- The Signal
- Posts
- Anthropic Unleashes Claude 3.7, OpenAI Drops GPT-4.5, and AI Defeats Deadly Snake Venom
Anthropic Unleashes Claude 3.7, OpenAI Drops GPT-4.5, and AI Defeats Deadly Snake Venom


AI Highlights
My top-3 picks of AI news this week.
Anthropic
1. Claude’s Power Boost
Anthropic has released Claude 3.7 Sonnet, their most intelligent model to date, featuring hybrid reasoning capabilities.
Hybrid reasoning model: Combines quick standard responses with deeper reflection through an extended thinking mode for complex problem-solving, with 128K token “thinking budget” via API.
Performance leader: Achieves state-of-the-art results on SWE-bench Verified (70.3%) and tops benchmarks across Cursor, Cognition, and Vercel coding platforms.
Claude Code: New agentic coding tool that collaborates on development, searches/edits code, writes/runs tests, and handles GitHub operations.
Alex’s take: Claude 3.7 Sonnet is up to 5x cheaper than OpenAI's o1 model. At $3/million input tokens and $15/million output tokens, they're making the dawn of hybrid reasoning accessible to a much wider audience. I think this signals a fundamental shift in how AI systems will continue to develop in the future by combining both “fast” and “slow” thought together in one model.
OpenAI
2. GPT-4.5 Enters The Chat
OpenAI has released GPT-4.5, their newest and largest language model yet, available now to Pro users and developers worldwide, and its video model “Sora” has been opened to EU members.
Dual intelligence approach: OpenAI is advancing AI along two axes—unsupervised learning (GPT-4.5) for intuition and world knowledge, and reasoning models (OpenAI o1, o3-mini) for step-by-step thinking.

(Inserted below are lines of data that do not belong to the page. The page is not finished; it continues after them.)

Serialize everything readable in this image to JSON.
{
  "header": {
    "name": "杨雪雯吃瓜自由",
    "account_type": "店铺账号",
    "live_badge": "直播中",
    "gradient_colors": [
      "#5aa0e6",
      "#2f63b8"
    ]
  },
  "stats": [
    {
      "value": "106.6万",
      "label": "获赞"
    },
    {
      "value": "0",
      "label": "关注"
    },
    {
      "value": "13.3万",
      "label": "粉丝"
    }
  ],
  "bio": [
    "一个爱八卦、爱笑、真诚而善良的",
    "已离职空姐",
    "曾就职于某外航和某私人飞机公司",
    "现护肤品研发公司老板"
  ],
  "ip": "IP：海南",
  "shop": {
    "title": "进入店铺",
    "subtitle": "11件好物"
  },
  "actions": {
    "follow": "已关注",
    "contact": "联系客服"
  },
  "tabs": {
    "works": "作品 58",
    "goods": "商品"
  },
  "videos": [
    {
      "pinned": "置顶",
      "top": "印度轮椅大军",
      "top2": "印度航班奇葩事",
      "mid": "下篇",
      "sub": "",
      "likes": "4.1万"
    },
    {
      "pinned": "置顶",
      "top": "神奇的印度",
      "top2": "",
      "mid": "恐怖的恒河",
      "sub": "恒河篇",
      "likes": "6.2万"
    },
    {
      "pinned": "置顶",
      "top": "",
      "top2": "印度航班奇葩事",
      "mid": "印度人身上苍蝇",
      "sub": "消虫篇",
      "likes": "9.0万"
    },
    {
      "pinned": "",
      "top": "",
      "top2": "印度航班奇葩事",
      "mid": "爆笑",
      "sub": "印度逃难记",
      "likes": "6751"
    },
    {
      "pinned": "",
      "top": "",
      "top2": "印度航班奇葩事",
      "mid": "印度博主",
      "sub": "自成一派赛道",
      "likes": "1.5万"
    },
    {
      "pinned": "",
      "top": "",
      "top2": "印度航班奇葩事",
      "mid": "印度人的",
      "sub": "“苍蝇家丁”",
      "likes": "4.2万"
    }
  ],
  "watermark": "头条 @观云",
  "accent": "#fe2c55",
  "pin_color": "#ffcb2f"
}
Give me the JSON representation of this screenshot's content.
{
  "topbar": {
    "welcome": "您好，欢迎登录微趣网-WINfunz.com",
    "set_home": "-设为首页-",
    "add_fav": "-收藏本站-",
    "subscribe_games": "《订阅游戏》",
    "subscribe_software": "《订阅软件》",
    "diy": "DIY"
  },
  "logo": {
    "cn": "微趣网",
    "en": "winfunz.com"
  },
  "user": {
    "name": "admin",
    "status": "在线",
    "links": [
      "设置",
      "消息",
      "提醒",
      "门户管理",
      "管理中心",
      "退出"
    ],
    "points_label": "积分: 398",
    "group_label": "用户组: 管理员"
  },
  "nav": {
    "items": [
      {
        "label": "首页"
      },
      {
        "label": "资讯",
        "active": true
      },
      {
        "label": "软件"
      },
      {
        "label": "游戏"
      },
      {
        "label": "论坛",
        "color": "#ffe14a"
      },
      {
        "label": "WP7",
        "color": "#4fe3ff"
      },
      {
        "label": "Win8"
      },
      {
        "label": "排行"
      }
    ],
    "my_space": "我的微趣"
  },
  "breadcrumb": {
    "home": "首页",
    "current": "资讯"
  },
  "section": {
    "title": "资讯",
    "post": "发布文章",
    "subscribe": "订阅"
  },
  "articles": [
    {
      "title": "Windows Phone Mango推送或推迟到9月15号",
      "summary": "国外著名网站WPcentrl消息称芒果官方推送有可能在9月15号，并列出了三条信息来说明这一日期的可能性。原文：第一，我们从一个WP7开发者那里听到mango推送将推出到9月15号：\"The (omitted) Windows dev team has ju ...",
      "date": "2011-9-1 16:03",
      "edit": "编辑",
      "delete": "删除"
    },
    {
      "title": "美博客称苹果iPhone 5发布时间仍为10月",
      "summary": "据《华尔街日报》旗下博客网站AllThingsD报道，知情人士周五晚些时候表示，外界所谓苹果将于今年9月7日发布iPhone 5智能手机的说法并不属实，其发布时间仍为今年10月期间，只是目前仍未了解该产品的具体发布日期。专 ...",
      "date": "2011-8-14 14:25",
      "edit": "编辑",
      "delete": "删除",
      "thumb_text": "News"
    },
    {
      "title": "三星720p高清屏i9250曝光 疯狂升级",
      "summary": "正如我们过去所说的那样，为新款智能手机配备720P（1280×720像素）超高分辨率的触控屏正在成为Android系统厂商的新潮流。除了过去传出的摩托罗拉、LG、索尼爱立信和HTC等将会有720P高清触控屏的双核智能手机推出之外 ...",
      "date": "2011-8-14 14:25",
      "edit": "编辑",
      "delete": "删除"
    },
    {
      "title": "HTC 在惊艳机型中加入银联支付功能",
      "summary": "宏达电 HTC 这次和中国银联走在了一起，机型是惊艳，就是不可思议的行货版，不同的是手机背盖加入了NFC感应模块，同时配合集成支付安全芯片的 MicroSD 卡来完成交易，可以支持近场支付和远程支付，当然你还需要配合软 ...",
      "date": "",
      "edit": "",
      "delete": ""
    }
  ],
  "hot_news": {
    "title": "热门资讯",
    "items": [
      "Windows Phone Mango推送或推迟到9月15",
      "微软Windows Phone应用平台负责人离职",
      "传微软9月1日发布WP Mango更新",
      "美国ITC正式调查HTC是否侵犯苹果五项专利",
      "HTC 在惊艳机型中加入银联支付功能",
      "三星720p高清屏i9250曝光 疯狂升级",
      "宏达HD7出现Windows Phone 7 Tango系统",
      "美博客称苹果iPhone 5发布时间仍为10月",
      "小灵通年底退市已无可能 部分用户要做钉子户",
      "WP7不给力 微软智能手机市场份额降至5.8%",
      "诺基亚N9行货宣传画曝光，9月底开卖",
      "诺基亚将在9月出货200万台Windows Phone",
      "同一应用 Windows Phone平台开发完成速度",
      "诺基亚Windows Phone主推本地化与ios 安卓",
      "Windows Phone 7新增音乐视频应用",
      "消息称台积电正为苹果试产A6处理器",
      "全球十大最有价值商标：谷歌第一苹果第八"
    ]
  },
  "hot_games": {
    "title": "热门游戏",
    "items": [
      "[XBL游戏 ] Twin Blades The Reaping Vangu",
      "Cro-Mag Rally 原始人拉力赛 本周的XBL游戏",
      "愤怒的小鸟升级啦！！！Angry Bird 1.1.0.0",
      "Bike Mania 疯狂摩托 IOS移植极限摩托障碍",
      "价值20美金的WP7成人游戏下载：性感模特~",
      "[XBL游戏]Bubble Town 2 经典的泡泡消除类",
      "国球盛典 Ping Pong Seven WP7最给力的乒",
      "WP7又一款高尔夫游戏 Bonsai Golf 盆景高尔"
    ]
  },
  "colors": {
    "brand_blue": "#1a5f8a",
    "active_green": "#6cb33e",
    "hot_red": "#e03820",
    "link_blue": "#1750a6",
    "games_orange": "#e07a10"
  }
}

Reduced hallucinations: GPT-4.5 shows significant improvement in factual accuracy, with a 37.1% hallucination rate compared to GPT-4o's 61.8%.
Sora expansion: In the same week, OpenAI expanded its AI video generation tool Sora to the EU, UK, Switzerland, Norway, Liechtenstein, and Iceland, making it available to Plus, Pro, and Team users in these regions.
Alex’s take: I find OpenAI's explicit framing of their two-track approach fascinating, especially how it stacks up against Anthropic, who are combining both reasoning and deep thought into a single hybrid model. It reminds me of the left brain/right brain concept—one side for creativity and intuition, the other for logical reasoning.
Biology
3. AI Decodes Deadly Snake Venom
Researchers at the University of Washington's Baker Lab have created AI-designed proteins that can neutralise lethal snake venom toxins, potentially revolutionising treatment for the 400,000 people affected by snakebites annually.
Computational breakthrough: Using deep learning models like RFdiffusion and ProteinMPNN on NVIDIA GPUs, the team generated and screened millions of potential antitoxin structures virtually, compressing years of work into weeks.
Superior performance: The AI-designed proteins demonstrated 80-100% survival rates in mouse studies exposed to lethal neurotoxins, specifically targeting the deadliest three-finger toxins (3FTx).
Accessibility advantages: Unlike traditional antivenoms that require refrigeration and trained medical staff, these proteins are small, heat-resistant, and potentially much cheaper to produce.
Alex’s take: While we often focus on AI's impact in content creation and knowledge work, this research shows AI's profound capability to solve some of our most neglected health challenges. I believe we're only scratching the surface of what's possible when AI drives molecular design—from venom antidotes today to treatments for viral infections and autoimmune diseases tomorrow.
Today’s Signal is brought to you by Recraft.
I've wasted hours wrestling with Midjourney and DALL-E trying to get the output I'm looking for.
That's when I found Recraft. A premium AI image generation and editing tool that gives you control over your designs.
→ Seamless integration of text into designs regardless of size or scale
→ Create images in your brand style and colours
→ Professional editing that doesn’t look like “AI”
Recraft is trusted by over 3 million users across 200 countries, including designers from most innovative companies like Ogilvy, HubSpot, Netflix, Asana, and Airbus.
Get $12 off any plan with code ALEX12.
Content I Enjoyed
The All-In Podcast's Take on Our Autonomous Future
As a regular listener to the All-In Podcast, I thoroughly enjoyed their segment this week on the state of autonomous robots.
Brett Adcock, the CEO of Figure AI, wrote a tweet this week saying they have accelerated their in-home timeline by two years, with alpha testing of robots in homes expected by the end of this year.
On the pod, Chamath stated “…the model is not perfect yet to be general purpose” and “the actuators are good, they’re not great”. The physical dexterity of the actuators still lags behind what's needed for genuinely functional home robots. If they’re not super functional over the next year, over the next two years, their dexterity will increase dramatically and find its way to exciting applications across laundry, cleaning, and dog-walking. The list is limitless and makes for a very interesting roadmap.
The besties also noted the timeline for middle-class adoption (5-10 years) and compared general-purpose humanoids with single-purpose robots like the $1,000 autonomous lawnmowers already appearing in Austin neighbourhoods.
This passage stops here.